Discovering Google Correlate was a small silver nugget for me, the reason I say silver is because there are several drawbacks to it. I was going over some research papers seeing how I can improve my simple model for unemployment claims, non-farm payroll, etc. One paper that tapped my interest is written by Hal R. Varian, head honcho economist at Google, that proposed improving the fit of a forecast using Google Trends data. He'd show his theory through forecasting motor parts sales, unemployment, consumer sentiment, etc. The models had an overall better fit and out-of-sample test when incorporating Google Trend searches. Google Trends can be extremely valuable in improving a Model as long as you had the right search terms.
Finding the right search terms can be difficult especially for aggregate macro variables such as CPI and retail core sales. Furthermore, there may be significantly intercorrelated search terms vital to the model's that we may not even know!
Using Google Correlate was my first destination to finding some relevant terms. Googling "Unemployment" I was able to find relevant terms that worked closely such as "ui benefits" and "maximum unemployment benefits"

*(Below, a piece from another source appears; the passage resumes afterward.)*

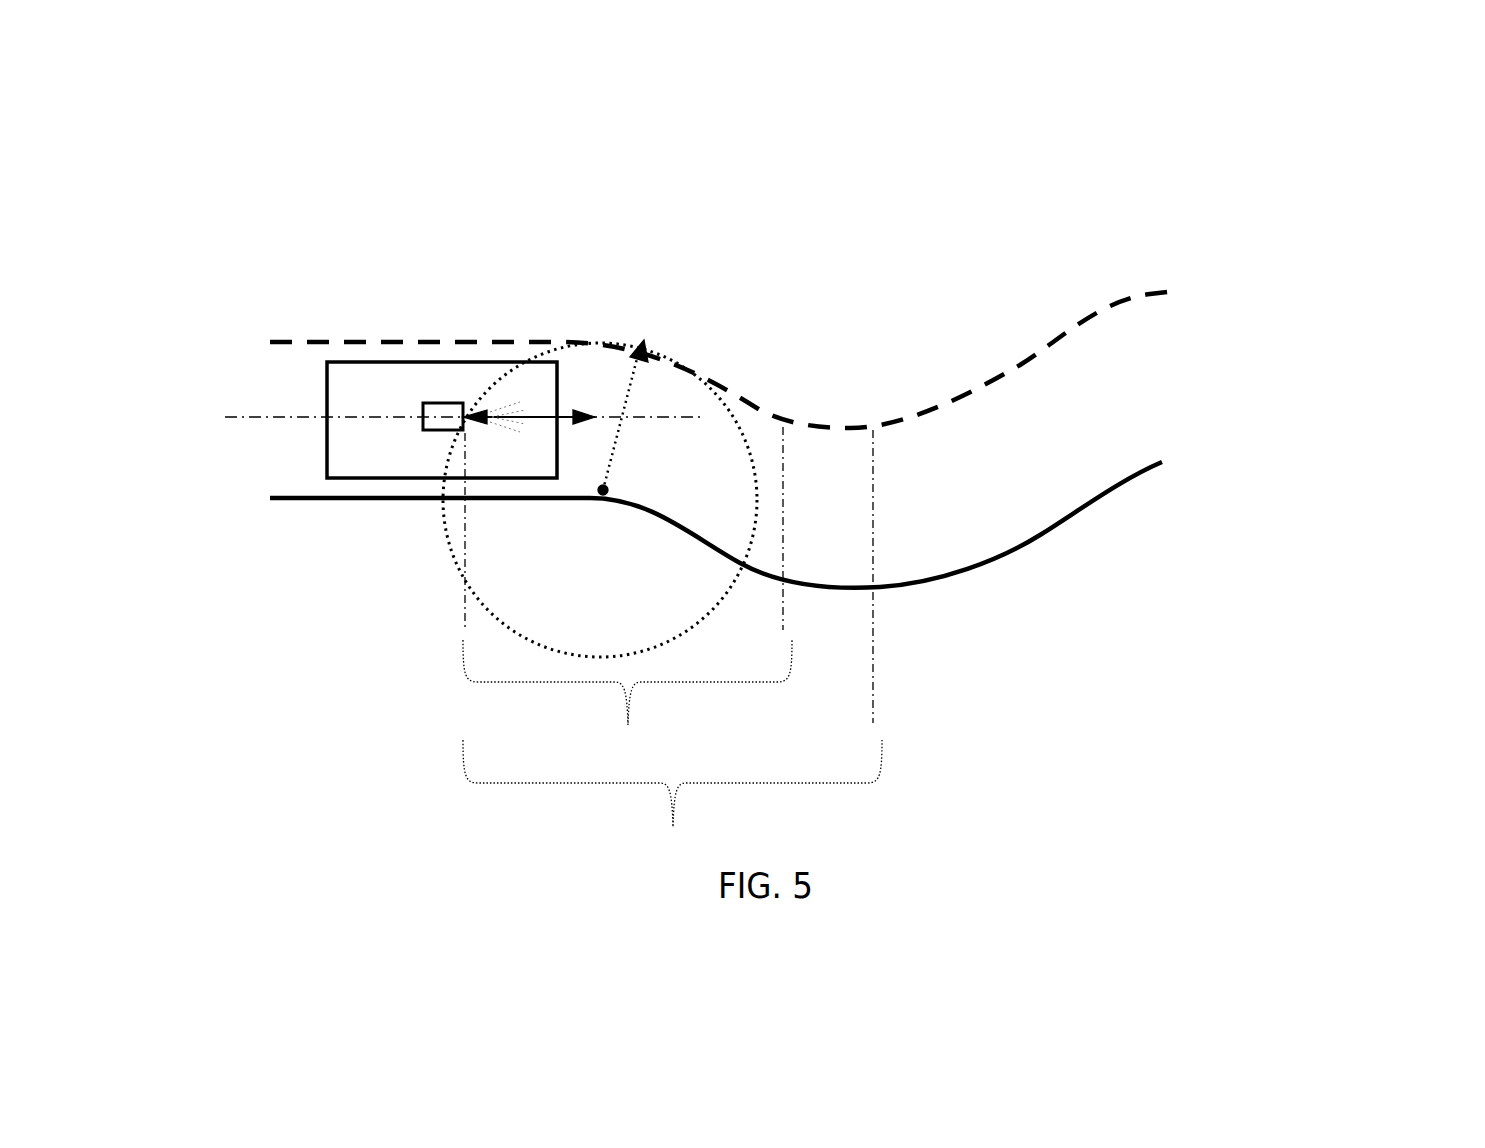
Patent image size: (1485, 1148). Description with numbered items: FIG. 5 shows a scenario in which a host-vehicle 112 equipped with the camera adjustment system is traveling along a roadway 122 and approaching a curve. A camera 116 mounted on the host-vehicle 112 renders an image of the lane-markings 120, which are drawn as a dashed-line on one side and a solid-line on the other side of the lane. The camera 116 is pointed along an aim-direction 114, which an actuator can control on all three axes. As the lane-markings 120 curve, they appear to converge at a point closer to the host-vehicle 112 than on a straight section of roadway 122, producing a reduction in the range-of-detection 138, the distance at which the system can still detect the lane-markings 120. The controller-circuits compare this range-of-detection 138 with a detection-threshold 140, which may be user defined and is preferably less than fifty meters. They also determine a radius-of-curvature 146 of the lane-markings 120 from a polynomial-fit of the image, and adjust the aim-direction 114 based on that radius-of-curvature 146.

Next, I used the feature that allowed me to enter my own timeseries data and Google would then find terms that displayed similar patterns to the timeseries. I pulled the data off of Quandl for Unemployment Claims (seasonally adjusted) and fed it into Google. One of the problems I noticed immediately was that many of the highly correlated results (high 90s) were random, ranging from Nokia phones to porn websites. I thought about this problem for a bit and believe I have an answer. The correlation coefficient is a weighted average such that most of the weight fell on significant movements and shocks. The 2008 claims spiked and then descended at a slower pace. Viral content that blow up on the internet around this time follow the same type of movement! Heres an example of what I mean when I google "Nyan Cat":
Working with this problem, I fed in the non-seasonally adjusted data to create more emphasis on recent cyclical data and that partially mediated the weighted average issue. There was a staggering difference in the correlated terms between the seasonal and non-seasonal data as a consistent pattern of similar search terms started to appear: "loan mortgage modifications".
Similar terms all pointed towards mortgage modifications. You can see from the above graph that the correlation was strongest starting from 2008 to beginning of 2010. Correlation died down soon after as the term's pattern did not replicate the seasonal factors that the claims exhibited (I also narrowed the search down to after 2011 and loan mods were no where near the top 100 correlations but rather specific unemployment searches such as NY Unemployment). What makes this discovery interesting is that during the crisis, Americans looking for ways to pay off their loans resorted to mortgage modifications. Google trends was able to sort through parts of the Big Data to help us accurately pinpoint a small source of the big problem. Knowing this piece of information, it would be certainly interesting to apply this technique to future events to assist in analyzing the problem and consequent actions.